A demure demoiselle might demur, but with a little bit of the kitten at heart: mu, making its moue with “mew.” This French-born word’s mode is modesty, but it could be a decoy by the coy: it may seem like a wall (mur), but it meets your lips with the murmur of a ripe blackberry (mûre mûre). It is indeed “ripe” that it comes from – meaning “mature” and thus “mellow, staid.” So first it meant calm, and then it meant sober and staid, but once the medieval era gave way to the Renaissance, the reticence was made a veil and this word began to wink: the gravity was guised levity, or at the very least a restraint not quite natural. At first the term was used as readily for men as for women, but now it has become an attribute of the blushing sex: the words most likely to be near it are woman, little, her, very, and she. Feminine modesty may no longer be the cultural norm, but modest misses still have their fans – the ones held in front of their faces, beyond which you may see the lashes that await you.

hearth

A word for where the heart meets the earth: the place on the floor above which the fire burns. Although the sound of the word might seem to have a cold breath about it, no one seems to notice, for it can also be the sound of a breath blowing to help the tinder to ignite or the embers to glow, and the word just carries an air of homey, old-fashoned warmth around with it from sense and context. And don’t the h and h look like the ends of a fire grate? Such an essential word didn’t have to be borrowed, of course; it’s always been in English, since before there was English to be in, and the only spelling change was from o to a (and the final th was ð).

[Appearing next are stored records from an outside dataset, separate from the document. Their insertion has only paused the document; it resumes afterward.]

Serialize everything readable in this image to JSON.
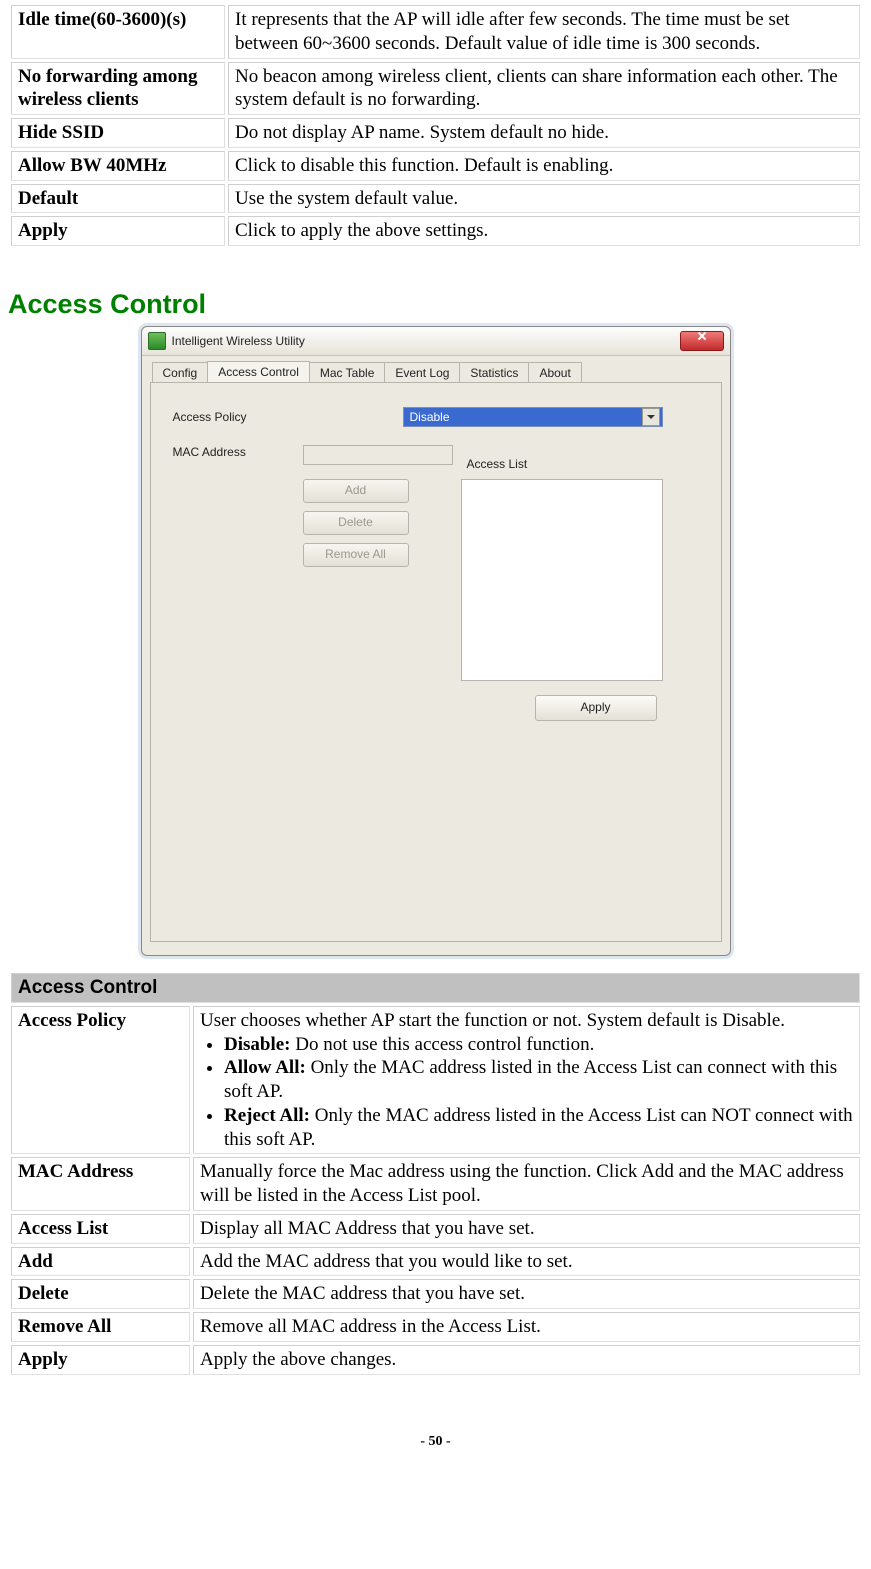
{
  "tables": {
    "top": {
      "rows": [
        {
          "key": "Idle time(60-3600)(s)",
          "val": "It represents that the AP will idle after few seconds. The time must be set between 60~3600 seconds. Default value of idle time is 300 seconds."
        },
        {
          "key": "No forwarding among wireless clients",
          "val": "No beacon among wireless client, clients can share information each other. The system default is no forwarding."
        },
        {
          "key": "Hide SSID",
          "val": "Do not display AP name. System default no hide."
        },
        {
          "key": "Allow BW 40MHz",
          "val": "Click to disable this function. Default is enabling."
        },
        {
          "key": "Default",
          "val": "Use the system default value."
        },
        {
          "key": "Apply",
          "val": "Click to apply the above settings."
        }
      ]
    },
    "access": {
      "header": "Access Control",
      "policy_key": "Access Policy",
      "policy_intro": "User chooses whether AP start the function or not. System default is Disable.",
      "policy_bullets": [
        {
          "b": "Disable:",
          "t": " Do not use this access control function."
        },
        {
          "b": "Allow All:",
          "t": " Only the MAC address listed in the Access List can connect with this soft AP."
        },
        {
          "b": "Reject All:",
          "t": " Only the MAC address listed in the Access List can NOT connect with this soft AP."
        }
      ],
      "rows": [
        {
          "key": "MAC Address",
          "val": "Manually force the Mac address using the function. Click Add and the MAC address will be listed in the Access List pool."
        },
        {
          "key": "Access List",
          "val": "Display all MAC Address that you have set."
        },
        {
          "key": "Add",
          "val": "Add the MAC address that you would like to set."
        },
        {
          "key": "Delete",
          "val": "Delete the MAC address that you have set."
        },
        {
          "key": "Remove All",
          "val": "Remove all MAC address in the Access List."
        },
        {
          "key": "Apply",
          "val": "Apply the above changes."
        }
      ]
    }
  },
  "heading": "Access Control",
  "window": {
    "title": "Intelligent Wireless Utility",
    "tabs": [
      "Config",
      "Access Control",
      "Mac Table",
      "Event Log",
      "Statistics",
      "About"
    ],
    "active_tab_index": 1,
    "labels": {
      "access_policy": "Access Policy",
      "mac_address": "MAC Address",
      "access_list": "Access List"
    },
    "combo_value": "Disable",
    "buttons": {
      "add": "Add",
      "delete": "Delete",
      "remove_all": "Remove All",
      "apply": "Apply"
    }
  },
  "page_number": "- 50 -"
}
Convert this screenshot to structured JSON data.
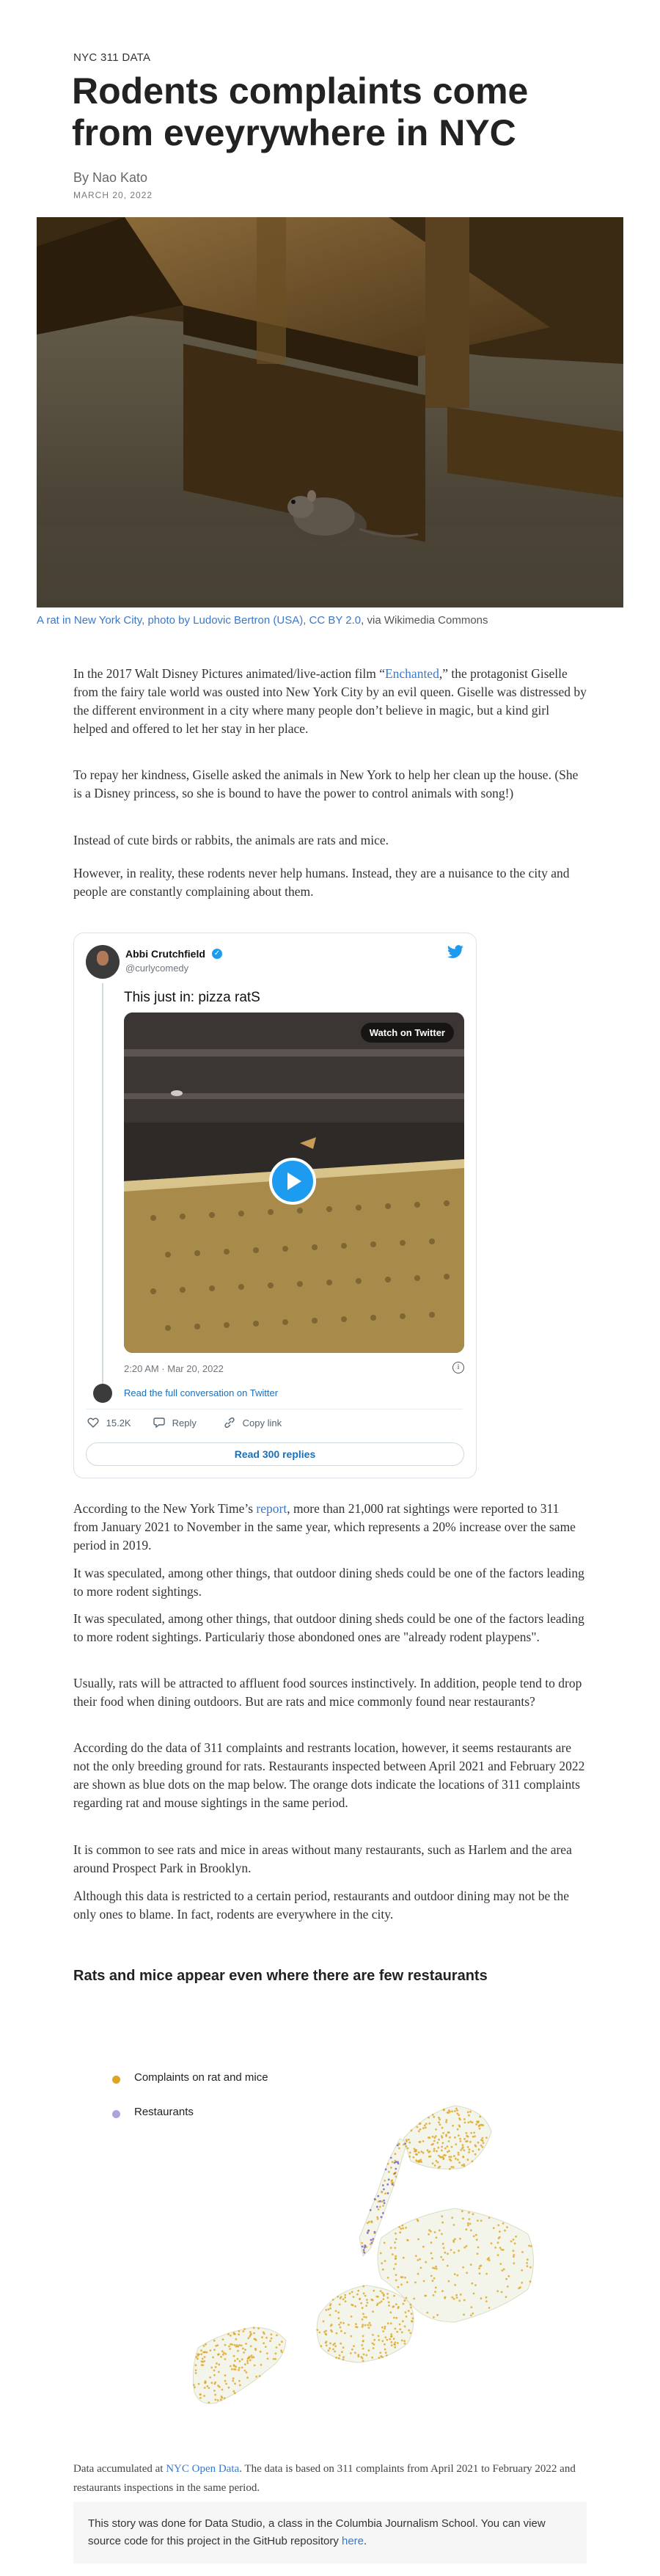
{
  "header": {
    "kicker": "NYC 311 DATA",
    "title": "Rodents complaints come from eveyrywhere in NYC",
    "byline": "By Nao Kato",
    "date": "MARCH 20, 2022"
  },
  "hero": {
    "caption_link": "A rat in New York City, photo by Ludovic Bertron (USA), CC BY 2.0",
    "caption_suffix": ", via Wikimedia Commons"
  },
  "intro": {
    "p1_before": "In the 2017 Walt Disney Pictures animated/live-action film “",
    "p1_link": "Enchanted",
    "p1_after": ",” the protagonist Giselle from the fairy tale world was ousted into New York City by an evil queen. Giselle was distressed by the different environment in a city where many people don’t believe in magic, but a kind girl helped and offered to let her stay in her place.",
    "p2": "To repay her kindness, Giselle asked the animals in New York to help her clean up the house. (She is a Disney princess, so she is bound to have the power to control animals with song!)",
    "p3": "Instead of cute birds or rabbits, the animals are rats and mice.",
    "p4": "However, in reality, these rodents never help humans. Instead, they are a nuisance to the city and people are constantly complaining about them."
  },
  "tweet": {
    "name": "Abbi Crutchfield",
    "handle": "@curlycomedy",
    "text": "This just in: pizza ratS",
    "watch_label": "Watch on Twitter",
    "meta": "2:20 AM · Mar 20, 2022",
    "read_full": "Read the full conversation on Twitter",
    "likes": "15.2K",
    "reply_label": "Reply",
    "copy_label": "Copy link",
    "replies_button": "Read 300 replies"
  },
  "body": {
    "p5_before": "According to the New York Time’s ",
    "p5_link": "report",
    "p5_after": ", more than 21,000 rat sightings were reported to 311 from January 2021 to November in the same year, which represents a 20% increase over the same period in 2019.",
    "p6": "It was speculated, among other things, that outdoor dining sheds could be one of the factors leading to more rodent sightings.",
    "p7": "It was speculated, among other things, that outdoor dining sheds could be one of the factors leading to more rodent sightings. Particulariy those abondoned ones are \"already rodent playpens\".",
    "p8": "Usually, rats will be attracted to affluent food sources instinctively. In addition, people tend to drop their food when dining outdoors. But are rats and mice commonly found near restaurants?",
    "p9": "According do the data of 311 complaints and restrants location, however, it seems restaurants are not the only breeding ground for rats. Restaurants inspected between April 2021 and February 2022 are shown as blue dots on the map below. The orange dots indicate the locations of 311 complaints regarding rat and mouse sightings in the same period.",
    "p10": "It is common to see rats and mice in areas without many restaurants, such as Harlem and the area around Prospect Park in Brooklyn.",
    "p11": "Although this data is restricted to a certain period, restaurants and outdoor dining may not be the only ones to blame. In fact, rodents are everywhere in the city."
  },
  "map_section": {
    "heading": "Rats and mice appear even where there are few restaurants",
    "legend_complaints": "Complaints on rat and mice",
    "legend_restaurants": "Restaurants",
    "complaint_color": "#e0a520",
    "restaurant_color": "#7a64c8"
  },
  "footer": {
    "note_before": "Data accumulated at ",
    "note_link": "NYC Open Data",
    "note_after": ". The data is based on 311 complaints from April 2021 to February 2022 and restaurants inspections in the same period.",
    "box_text": "This story was done for Data Studio, a class in the Columbia Journalism School. You can view source code for this project in the GitHub repository ",
    "box_link": "here",
    "box_end": "."
  }
}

The pronunciation has shifted a wee bit more. In Scottish and northern English dialects, this word still rhymes with earth (both of which, in the mists of time, had a vowel sound more like what we say in air now), but elsewhere it’s supposed to be said like heart with a fricative rather than a stop at the end (but many people who have not heard it will say it to rhyme with earth on seeing it, I’ve found). Since modern homes have no need of a hearth per se – though some still have one – hearth is seen mainly in historical works, metaphors and clichés now. Home is where the hearth is – hearth and home is a common coupling, and The Cricket on the Hearth is the name of a Christmas story by Charles Dickens. But hearths still get modern literal mention; you will find from collocations that a stone hearth is most often spoken of, and sometimes a brick hearth. Whatever the material, though, when you hear the word, it’s as warming as an Irish coffee on a winter night.